THE issues of uncut vegetation and what was seen as a lack of dredging in the West Midlands were just a couple of the standout issues raised during the recent Canal & River Trust regional users’ forum meeting.
Many users attended the meeting hosted by the Birmingham Canal Navigations Society in the Titford Pump House.
It was chaired by boating and customer service manager Tom Freeland, who started with a review of the trust’s activities during the Commonwealth Games and, for many more importantly, the legacy of the games. From his presentation, it would seem that the primary objective was raising CRT’s profile – something it felt had been achieved.
With viewing figures of 28.6 million, the ‘modest’ investment in marketing was considered worthwhile although no indication was given as to how ‘modest’ this amount was. With government grants in the minds of many within CRT, they feel there is a need to grow the level of support for the organisation and the waterways, in general, to help build the case for continued financial support.
Sally Boddy, CRT regional engineer, outlined the planned works for the area over the coming 12 months and beyond. With a limited budget of £13.7 million for repair and maintenance and rising costs, the challenge will continue to make money go as far as possible. To help, a significant amount of external funding is obtained from various sources, something Charles Hughes, CRT’s environmental scientist, highlighted in his presentation.
During his presentation, Charles highlighted his role in allocating resources and assessing the locations for dredging work to be carried out. As such, he had to answer a number of questions on the issue that many boaters have problems with. Like Sally Boddy, he, too, has a problem with having finite resources and significant demand for those resources.
He outlined the criteria used when deciding where this work would be carried out, including hydrographic surveys, the dredging schedule, the feedback from boaters and the traffic levels in a given area. He was asked about a number of locations within the West Midlands where audience members had run into problems – some quite literally. He was able to provide some detail on when work was to be carried out in several locations.
Charles also outlined the environmental work done to remove invasive species and the work undertaken to create and retain existing wildlife habitats. He thanked the many volunteers who have helped survey large sections of the system on the lookout for water voles, otters, bats, moths and many other species.

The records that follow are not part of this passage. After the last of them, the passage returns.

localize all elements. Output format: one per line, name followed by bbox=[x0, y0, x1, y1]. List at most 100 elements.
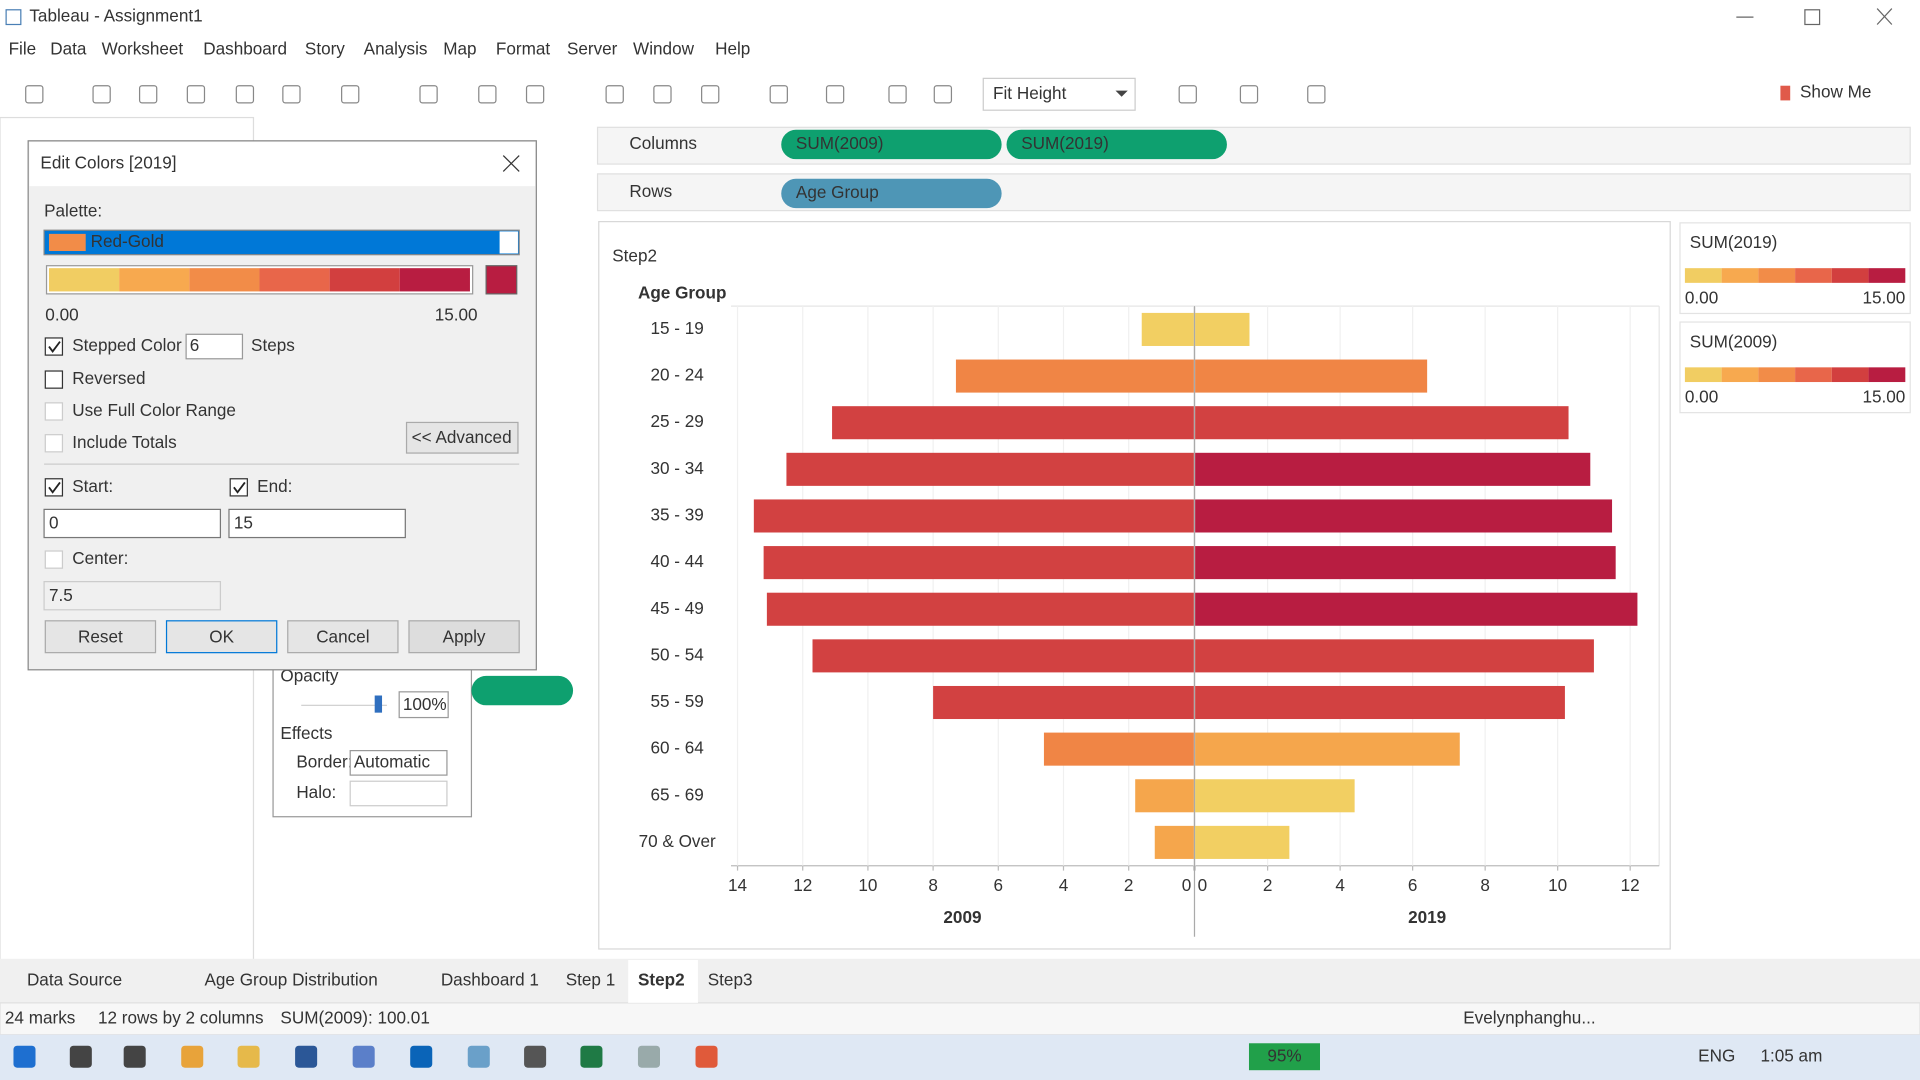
taskbar-icon[interactable] bbox=[524, 1045, 547, 1068]
legend-max: 15.00 bbox=[1862, 386, 1905, 406]
fit-label: Fit Height bbox=[993, 83, 1067, 103]
advanced-button[interactable] bbox=[405, 421, 519, 454]
slider-thumb[interactable] bbox=[374, 695, 383, 713]
start-label: Start: bbox=[72, 476, 113, 496]
bar bbox=[933, 685, 1194, 720]
palette-icon bbox=[48, 233, 86, 252]
menu-item[interactable]: Worksheet bbox=[102, 39, 184, 59]
dialog-button[interactable] bbox=[44, 620, 157, 654]
palette-dropdown[interactable] bbox=[43, 229, 520, 256]
toolbar-button[interactable] bbox=[653, 85, 672, 104]
menu-item[interactable]: Format bbox=[496, 39, 550, 59]
center-label: Center: bbox=[72, 548, 128, 568]
pill[interactable] bbox=[781, 129, 1002, 160]
toolbar-button[interactable] bbox=[25, 85, 44, 104]
legend-max: 15.00 bbox=[1862, 287, 1905, 307]
bar bbox=[1195, 406, 1569, 440]
fit-dropdown[interactable] bbox=[982, 77, 1136, 111]
taskbar-icon[interactable] bbox=[69, 1045, 92, 1068]
toolbar-button[interactable] bbox=[701, 85, 720, 104]
taskbar-icon[interactable] bbox=[580, 1045, 603, 1068]
bar bbox=[955, 359, 1194, 393]
end-swatch[interactable] bbox=[485, 265, 518, 295]
toolbar-button[interactable] bbox=[282, 85, 301, 104]
sheet-tab[interactable]: Age Group Distribution bbox=[204, 969, 377, 989]
menu-item[interactable]: Data bbox=[50, 39, 87, 59]
menu-item[interactable]: Window bbox=[633, 39, 695, 59]
taskbar-icon[interactable] bbox=[695, 1045, 718, 1068]
menu-item[interactable]: Server bbox=[567, 39, 618, 59]
taskbar bbox=[0, 1034, 1920, 1080]
toolbar-button[interactable] bbox=[888, 85, 907, 104]
x-tick-label: 8 bbox=[928, 875, 938, 895]
dialog-button[interactable] bbox=[287, 620, 399, 654]
taskbar-icon[interactable] bbox=[123, 1045, 146, 1068]
start-input[interactable] bbox=[43, 508, 222, 539]
toolbar-button[interactable] bbox=[933, 85, 953, 104]
taskbar-icon[interactable] bbox=[467, 1045, 490, 1068]
toolbar-button[interactable] bbox=[478, 85, 497, 104]
dialog-button[interactable] bbox=[165, 620, 278, 654]
toolbar-button[interactable] bbox=[186, 85, 206, 104]
sheet-tab[interactable]: Step2 bbox=[638, 969, 685, 989]
toolbar-button[interactable] bbox=[419, 85, 438, 104]
menu-item[interactable]: File bbox=[9, 39, 37, 59]
border-dropdown[interactable] bbox=[349, 750, 448, 776]
sheet-tab[interactable]: Dashboard 1 bbox=[441, 969, 539, 989]
legend-swatch bbox=[1868, 268, 1906, 283]
legend-swatch bbox=[1758, 367, 1796, 383]
end-input[interactable] bbox=[228, 508, 406, 539]
checkbox[interactable] bbox=[44, 337, 64, 356]
toolbar-button[interactable] bbox=[1307, 85, 1326, 104]
toolbar-button[interactable] bbox=[341, 85, 360, 104]
bar bbox=[1195, 452, 1591, 486]
dialog-close bbox=[502, 155, 520, 172]
toolbar-button[interactable] bbox=[1239, 85, 1259, 104]
palette-name: Red-Gold bbox=[91, 231, 164, 251]
menu-item[interactable]: Story bbox=[305, 39, 345, 59]
menu-item[interactable]: Analysis bbox=[364, 39, 428, 59]
taskbar-icon[interactable] bbox=[352, 1045, 375, 1068]
button-label: Apply bbox=[443, 626, 486, 646]
dialog-titlebar bbox=[29, 142, 536, 187]
taskbar-icon[interactable] bbox=[410, 1045, 433, 1068]
taskbar-icon[interactable] bbox=[637, 1045, 660, 1068]
sheet-tab[interactable]: Step 1 bbox=[566, 969, 616, 989]
sheet-tab[interactable]: Step3 bbox=[708, 969, 753, 989]
show-me[interactable]: Show Me bbox=[1800, 82, 1871, 102]
check bbox=[48, 341, 61, 353]
toolbar-button[interactable] bbox=[825, 85, 845, 104]
checkbox[interactable] bbox=[229, 478, 248, 497]
toolbar-button[interactable] bbox=[235, 85, 255, 104]
checkbox[interactable] bbox=[44, 370, 64, 389]
legend-swatch bbox=[1831, 268, 1869, 283]
checkbox[interactable] bbox=[44, 478, 64, 497]
opacity-box[interactable] bbox=[398, 691, 449, 719]
legend-title: SUM(2019) bbox=[1690, 232, 1778, 252]
toolbar-button[interactable] bbox=[1178, 85, 1197, 104]
steps-input[interactable] bbox=[185, 333, 244, 360]
taskbar-icon[interactable] bbox=[237, 1045, 260, 1068]
menu-item[interactable]: Map bbox=[443, 39, 476, 59]
toolbar-button[interactable] bbox=[92, 85, 111, 104]
advanced-label: << Advanced bbox=[412, 427, 512, 447]
end-value: 15 bbox=[234, 513, 253, 533]
bar bbox=[1154, 825, 1194, 859]
toolbar-button[interactable] bbox=[769, 85, 788, 104]
menu-item[interactable]: Help bbox=[715, 39, 750, 59]
taskbar-icon[interactable] bbox=[13, 1045, 36, 1068]
shelf-label: Columns bbox=[629, 133, 697, 153]
taskbar-icon[interactable] bbox=[295, 1045, 318, 1068]
menu-item[interactable]: Dashboard bbox=[203, 39, 287, 59]
toolbar-button[interactable] bbox=[605, 85, 624, 104]
sheet-tab[interactable]: Data Source bbox=[27, 969, 122, 989]
taskbar-icon[interactable] bbox=[181, 1045, 204, 1068]
dialog-button bbox=[408, 620, 520, 654]
toolbar-button[interactable] bbox=[138, 85, 158, 104]
pill[interactable] bbox=[781, 178, 1002, 209]
toolbar-button[interactable] bbox=[525, 85, 545, 104]
pill[interactable] bbox=[1006, 129, 1227, 160]
bar bbox=[1195, 359, 1428, 393]
restore[interactable] bbox=[1804, 9, 1821, 26]
show-me-icon bbox=[1780, 85, 1791, 101]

While Charles Hughes is working to retain and encourage habitat, his colleague, Richard Preston, regional operations manager, has the unenviable task – together with more than 90 operatives and a number of contractors – of keeping vegetation under control. The mowing of towpaths has become an emotive subject in the West Midlands.
Richard was quick to admit that the transition to the contractor, Ground Force, which won the contract for vegetation management some time ago, didn’t go smoothly. The company, hampered by Covid and an inability to recruit sufficient staff, is still working to catch up. Richard is still meeting with its senior staff to address the problems. It would seem that the West Midlands has been unlucky as other parts of the country have different contractors who have been able to carry out the vegetation work more effectively.

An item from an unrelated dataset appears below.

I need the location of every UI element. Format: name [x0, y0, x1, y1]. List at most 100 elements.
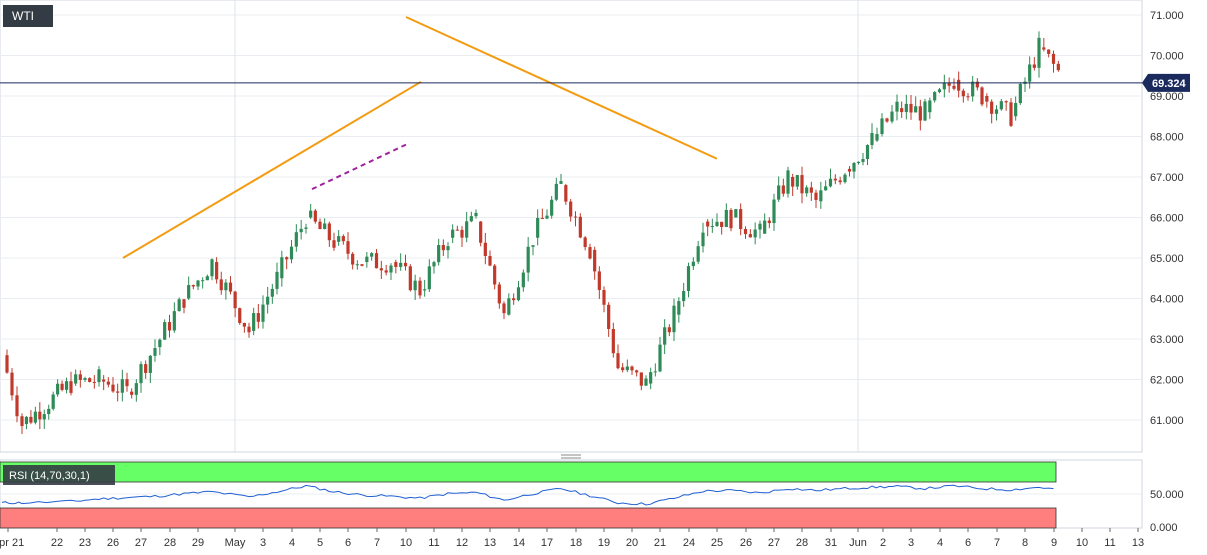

Head of customer service support Matthew Symonds rounded off the event by discussing the Boater Census and his plan to gather more data to enable the trust to implement a future strategy. It was pointed out that this had been done before but that ‘nothing had come of it’. In reply, Matthew said that he intended to make sure that any policy suggestions were followed up this time.
With the meeting overrunning, Tom Freeland closed the meeting by thanking the attendees and adding that any pre-submitted questions would be answered in writing.